🤖 AI Summary
This work addresses the challenge of interpreting the complex, externally controlled behaviors of DNA-functionalized microtubule ensembles by introducing semantic embedding methods into molecular collective behavior analysis for the first time. By integrating microtubule dynamics modeling, DNA-mediated interaction simulations, and behavioral feature decomposition, the approach extracts interpretable “semantic atoms” from simulation data that effectively capture the system’s dynamic response to external control parameters. Experimental results demonstrate that the extracted semantic atoms align closely with expected behavioral patterns, significantly enhancing the predictability and reliability of in vitro molecular system design.
📝 Abstract
In this paper, we propose applying semantic embedding to learn the range of behaviors exhibited by molecular swarms, thereby providing a richer set of features to optimize such systems.
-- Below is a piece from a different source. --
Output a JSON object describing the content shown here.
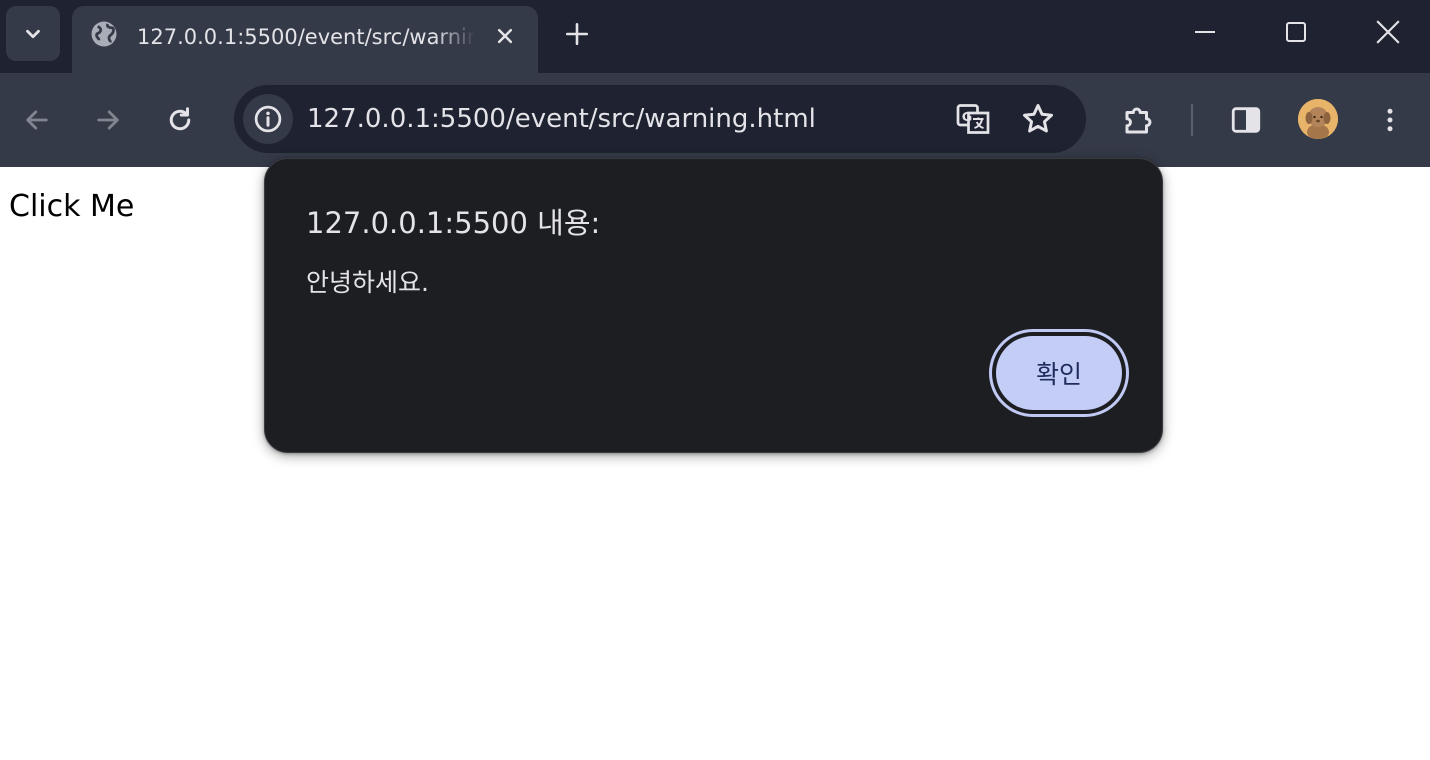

Specifically, we consider a standard molecular swarm where the individuals are cytoskeletal filaments (called microtubules) propelled by surface-adhered kinesin motors, with the addition of DNA functionalization for further control. We extend a microtubule model with that additional interaction and show that the extracted semantic atoms from simulation results match the expected behaviors. Moreover, the decomposition of each frame in the simulations accurately describes the expected impact of the external control values. Those results provide relevant leads towards the explainability of simulated experiments, making them more reliable for designing and optimizing in-vitro systems.